Daiping Liu (Palo Alto Networks, Inc.), Danyu Sun (University of California, Irvine), Zhenhua Chen (Palo Alto Networks, Inc.), Shu Wang (Palo Alto Networks, Inc.), Zhou Li (University of California, Irvine)
Malicious domain detection serves as a critical technique to keep users safe against cyber attacks. Although these systems have demonstrated remarkable detection capabilities, the magnitude of their false positives (FPs) in the real world remains unknown and is often overlooked. To shed light on this essential aspect, we conduct the first measurement study using 6-year FP reports collected from one of the largest global cybersecurity vendors. Our findings reveal that the popularity-based top domain lists that are commonly adopted by current detection systems are insufficient to avoid FPs. In fact, there are still a non-trivial number of FPs in production. We posit that one of the main reasons is that efforts in this area have predominantly focused on detecting malicious indicators, i.e., Indicator of Compromise (IOC), and have made light of the benign ones, i.e., Indicator of Benignity (IOB).

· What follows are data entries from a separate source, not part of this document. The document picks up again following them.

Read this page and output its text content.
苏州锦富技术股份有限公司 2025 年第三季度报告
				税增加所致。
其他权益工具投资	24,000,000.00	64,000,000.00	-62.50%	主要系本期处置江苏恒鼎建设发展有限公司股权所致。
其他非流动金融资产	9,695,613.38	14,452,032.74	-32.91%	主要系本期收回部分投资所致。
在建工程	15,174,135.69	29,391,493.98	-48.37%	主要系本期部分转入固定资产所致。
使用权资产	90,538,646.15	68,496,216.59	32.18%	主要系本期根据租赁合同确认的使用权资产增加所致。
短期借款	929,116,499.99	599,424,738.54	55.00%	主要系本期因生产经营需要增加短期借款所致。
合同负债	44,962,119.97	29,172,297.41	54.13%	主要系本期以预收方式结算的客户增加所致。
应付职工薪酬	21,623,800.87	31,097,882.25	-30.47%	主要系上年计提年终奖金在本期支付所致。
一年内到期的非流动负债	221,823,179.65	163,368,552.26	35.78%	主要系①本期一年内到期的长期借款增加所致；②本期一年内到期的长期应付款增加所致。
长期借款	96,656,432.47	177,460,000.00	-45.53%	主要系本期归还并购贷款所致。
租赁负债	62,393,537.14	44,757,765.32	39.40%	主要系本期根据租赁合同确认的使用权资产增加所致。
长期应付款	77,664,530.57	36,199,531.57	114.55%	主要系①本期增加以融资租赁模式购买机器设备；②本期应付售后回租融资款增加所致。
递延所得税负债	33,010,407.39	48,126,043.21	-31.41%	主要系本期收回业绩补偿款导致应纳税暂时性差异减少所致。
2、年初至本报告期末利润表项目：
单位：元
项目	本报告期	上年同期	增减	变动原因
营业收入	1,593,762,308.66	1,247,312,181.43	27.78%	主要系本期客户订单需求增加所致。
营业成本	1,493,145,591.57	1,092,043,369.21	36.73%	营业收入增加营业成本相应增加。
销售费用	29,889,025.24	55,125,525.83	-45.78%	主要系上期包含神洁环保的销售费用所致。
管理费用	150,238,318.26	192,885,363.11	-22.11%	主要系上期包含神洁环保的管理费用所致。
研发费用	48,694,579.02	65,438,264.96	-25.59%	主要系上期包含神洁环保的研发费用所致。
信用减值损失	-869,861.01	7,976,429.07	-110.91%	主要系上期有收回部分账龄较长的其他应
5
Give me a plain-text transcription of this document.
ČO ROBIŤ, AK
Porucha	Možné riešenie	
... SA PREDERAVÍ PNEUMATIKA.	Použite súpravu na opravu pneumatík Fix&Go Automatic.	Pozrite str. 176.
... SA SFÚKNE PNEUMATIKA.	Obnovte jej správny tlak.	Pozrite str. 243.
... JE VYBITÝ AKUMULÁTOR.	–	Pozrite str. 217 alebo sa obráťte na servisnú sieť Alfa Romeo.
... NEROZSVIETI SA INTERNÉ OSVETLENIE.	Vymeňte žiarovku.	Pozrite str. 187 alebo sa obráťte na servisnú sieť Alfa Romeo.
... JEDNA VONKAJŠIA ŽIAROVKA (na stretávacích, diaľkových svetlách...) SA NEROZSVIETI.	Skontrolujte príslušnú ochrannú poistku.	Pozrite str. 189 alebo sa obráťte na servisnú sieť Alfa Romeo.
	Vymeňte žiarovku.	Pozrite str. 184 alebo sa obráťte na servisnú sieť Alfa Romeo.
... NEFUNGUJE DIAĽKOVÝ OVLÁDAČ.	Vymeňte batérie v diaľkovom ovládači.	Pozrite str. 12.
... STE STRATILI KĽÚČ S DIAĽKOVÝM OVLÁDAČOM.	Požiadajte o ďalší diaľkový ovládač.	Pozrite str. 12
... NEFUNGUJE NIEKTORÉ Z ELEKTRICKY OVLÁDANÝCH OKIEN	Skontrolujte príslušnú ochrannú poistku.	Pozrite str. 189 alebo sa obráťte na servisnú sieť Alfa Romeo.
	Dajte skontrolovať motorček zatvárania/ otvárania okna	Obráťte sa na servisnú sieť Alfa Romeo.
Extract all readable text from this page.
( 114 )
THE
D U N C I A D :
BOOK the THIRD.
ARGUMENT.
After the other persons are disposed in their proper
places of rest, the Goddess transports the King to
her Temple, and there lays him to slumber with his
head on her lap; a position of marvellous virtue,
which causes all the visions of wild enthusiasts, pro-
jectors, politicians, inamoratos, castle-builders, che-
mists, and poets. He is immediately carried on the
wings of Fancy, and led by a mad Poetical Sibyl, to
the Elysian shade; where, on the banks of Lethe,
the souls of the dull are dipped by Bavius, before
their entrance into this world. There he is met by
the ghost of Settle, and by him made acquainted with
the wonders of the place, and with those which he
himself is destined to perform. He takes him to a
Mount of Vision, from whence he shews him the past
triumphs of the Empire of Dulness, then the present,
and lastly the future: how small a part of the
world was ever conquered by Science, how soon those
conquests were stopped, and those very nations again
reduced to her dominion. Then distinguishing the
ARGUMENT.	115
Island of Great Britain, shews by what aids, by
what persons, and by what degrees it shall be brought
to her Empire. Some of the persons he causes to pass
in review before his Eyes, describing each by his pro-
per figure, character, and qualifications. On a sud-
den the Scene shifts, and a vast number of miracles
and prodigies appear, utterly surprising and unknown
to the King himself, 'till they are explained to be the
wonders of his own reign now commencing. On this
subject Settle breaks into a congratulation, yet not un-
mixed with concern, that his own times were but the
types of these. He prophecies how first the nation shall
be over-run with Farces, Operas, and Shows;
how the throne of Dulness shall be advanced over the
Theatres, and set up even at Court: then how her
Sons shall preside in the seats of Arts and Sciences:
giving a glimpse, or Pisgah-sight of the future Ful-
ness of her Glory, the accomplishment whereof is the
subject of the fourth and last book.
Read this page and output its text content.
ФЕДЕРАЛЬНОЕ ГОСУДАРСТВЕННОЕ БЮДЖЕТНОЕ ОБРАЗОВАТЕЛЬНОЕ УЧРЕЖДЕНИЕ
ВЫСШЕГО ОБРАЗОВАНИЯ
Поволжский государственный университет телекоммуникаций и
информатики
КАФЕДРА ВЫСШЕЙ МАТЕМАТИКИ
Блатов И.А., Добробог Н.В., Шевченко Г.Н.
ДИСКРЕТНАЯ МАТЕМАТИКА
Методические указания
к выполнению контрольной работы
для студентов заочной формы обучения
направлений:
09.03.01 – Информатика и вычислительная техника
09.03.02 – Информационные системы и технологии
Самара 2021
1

In this paper, we make the first effort focusing on IOB detection. Our work is built upon our key finding that for many FPs in production, their IOBs can be found on the Internet. However, due to the openness of the Internet and unstructured Web content, we face two main challenges to identify these IOBs: understanding what an IOB is and assessing the trustworthiness of an IOB. To address these challenges, we propose a transitive trust model for IOB and implement it in a system called IOBHunter. IOBHunter leverages LLM and chain-of-thought (CoT) which have demonstrated promising capabilities to address several other security threats. Our evaluation using a dataset that contains verified FPs shows that IOBHunter can achieve 99.22% precision and 68.6% recall. IOBHunter is further evaluated in a two-months real-world deployment, in which IOBHunter has identified 4,338 confirmed FPs and 2,051 compromised domains.